Why I love math! Visual storytelling is fun!

So many people ask me what I studied as an undergraduate while at Clemson. Yes…this creative person has a Bachelor of Science degree in Mathematics…YES. I also studied statistics and art and architectural history. How in the world did I end up doing creative work telling visual stories. Hmm. If you sit back and think about it for a second…math, art, architecture, and even philosophy are interrelated. I also have a Master of Arts in Professional Communications where I studied audience analysis, usability testing methodologies, and classical rhetoric. This all plays together…in some twisted far off universe called Bobby’s world!

I am a visual storyteller. When I pull out the camera, I assess the audience. When I look through the viewfinder, I look at the screen in proportions. The eye is attracted to perfect numbers. That is why you see cathedrals using the rule of thirds and even sevens. The screen to me is divided into thirds where this “theatre” allows the eye to flow naturally top to bottom, left to right (in the western culture).  If what is on the screen is not appealing to the eye and the senses, then you have lost the first battle in engaging the audience. I try to avoid centering the main focus of the screen, I try to either left or right justify. I also like to edit shots together in sequences of thirds so that the cadence reflects the natural tendency to think in thirds.

A visual storyteller uses sound. When I pull out the expensive camera, I use the expensive microphones and headphones. I like to “shoot for sound”. When I am acquiring an image, I am listening to my surroundings looking for the opportunity for the sound to enhance the image. When I am “shooting” a waterfall, I want the microphone to get as close as possible to the waterfall to capture that crisp image. Then I like to edit these sounds together in a cadence of some logical sense. Sometimes with quick actions, I will edit a sequence together using sound in a series of threes. In order to have an effective sequence for the audience to follow, the sound must be crisp. ***Rule of thumb, if editing together a sequence does not work visually, use some type of sound during the point of the visual edit to distract the eye.

When I create a video, I want to create a visual experience. I want you to forget that the editing process has happened and you are guided through this little documentary. Using proportional shots with sound editing provides a clear path to engage the audience. People want stories, people want an experience, people want rich media…but this media can only be acquired by the audience only if you can make them forget they no longer have their peripheral vision. Think of the best movie you have seen in the theatre. If you are really enjoying the movie, you forget your surroundings. Your peripheral vision has been “forgotten” for that brief period. You have engaged with the story-line. What made it go away?

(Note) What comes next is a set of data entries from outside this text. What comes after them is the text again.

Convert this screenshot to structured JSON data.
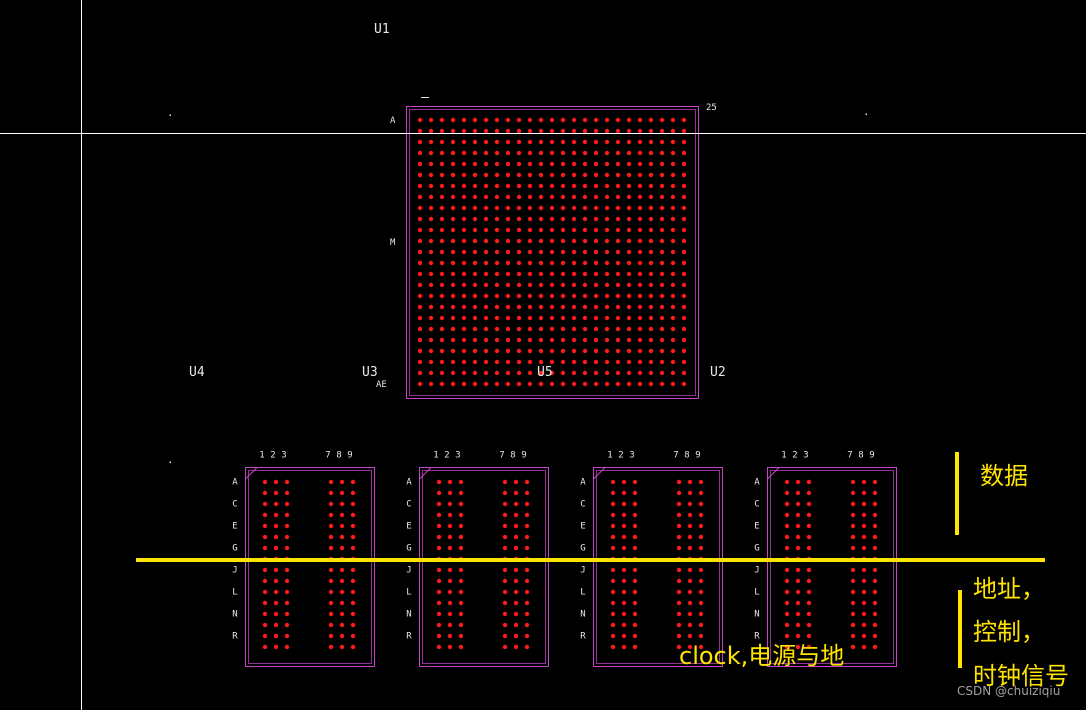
{
  "colors": {
    "background": "#000000",
    "pad": "#ff1a1a",
    "outline": "#c644c8",
    "silk_text": "#e6e6e6",
    "annotation": "#ffe400",
    "crosshair": "#ffffff",
    "watermark": "#a0a0a0"
  },
  "refdes": {
    "u1": "U1",
    "u2": "U2",
    "u3": "U3",
    "u4": "U4",
    "u5": "U5"
  },
  "bga": {
    "pad_rows": 25,
    "pad_columns": 25,
    "row_label_first": "A",
    "row_label_middle": "M",
    "row_label_last": "AE",
    "column_label_last": "25"
  },
  "memory": {
    "chip_count": 4,
    "pad_rows": 16,
    "column_labels": [
      "1",
      "2",
      "3",
      "7",
      "8",
      "9"
    ],
    "row_labels": [
      "A",
      "C",
      "E",
      "G",
      "J",
      "L",
      "N",
      "R"
    ]
  },
  "annotations": {
    "data": "数据",
    "address": "地址，",
    "control": "控制，",
    "clock_signal": "时钟信号",
    "clock_power_ground": "clock,电源与地"
  },
  "watermark": "CSDN @chuiziqiu"
}
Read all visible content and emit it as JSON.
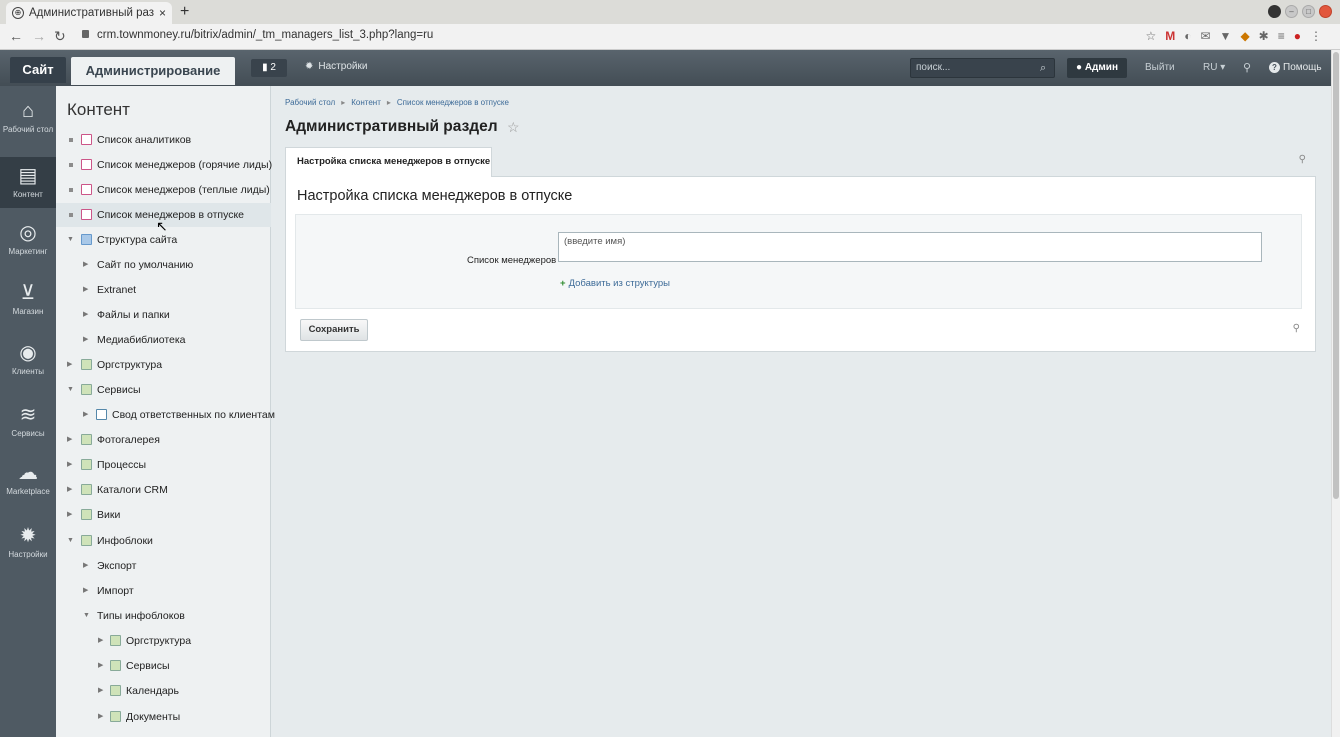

You only have one shot to engage today’s audience. User-Centered Design tells us that audiences are jumping through online content faster than the synapses in our brain can tell us to click somewhere else. What allows the audience to engage with that piece of rich media. What makes our bounce rate go down? We have only one shot, just one shot to get it right. People will click away. So we have to create media with the same creative fashion we create beautiful pieces of fine art. We have to use the knowledge we have of the human eye and senses. We know the eye likes warm images, images that keep you from looking away. Fine proportions and and clean images that seem so natural to be unnatural.  We have to use rich sounds that feel crisp enough to flow right next to us in our seats. We have to edit in a parameter that lends to a cadence that appeals to the visual cues the eyes and ears desire.

Using math is fun. Creating rhythm is fun. Telling a story is fun.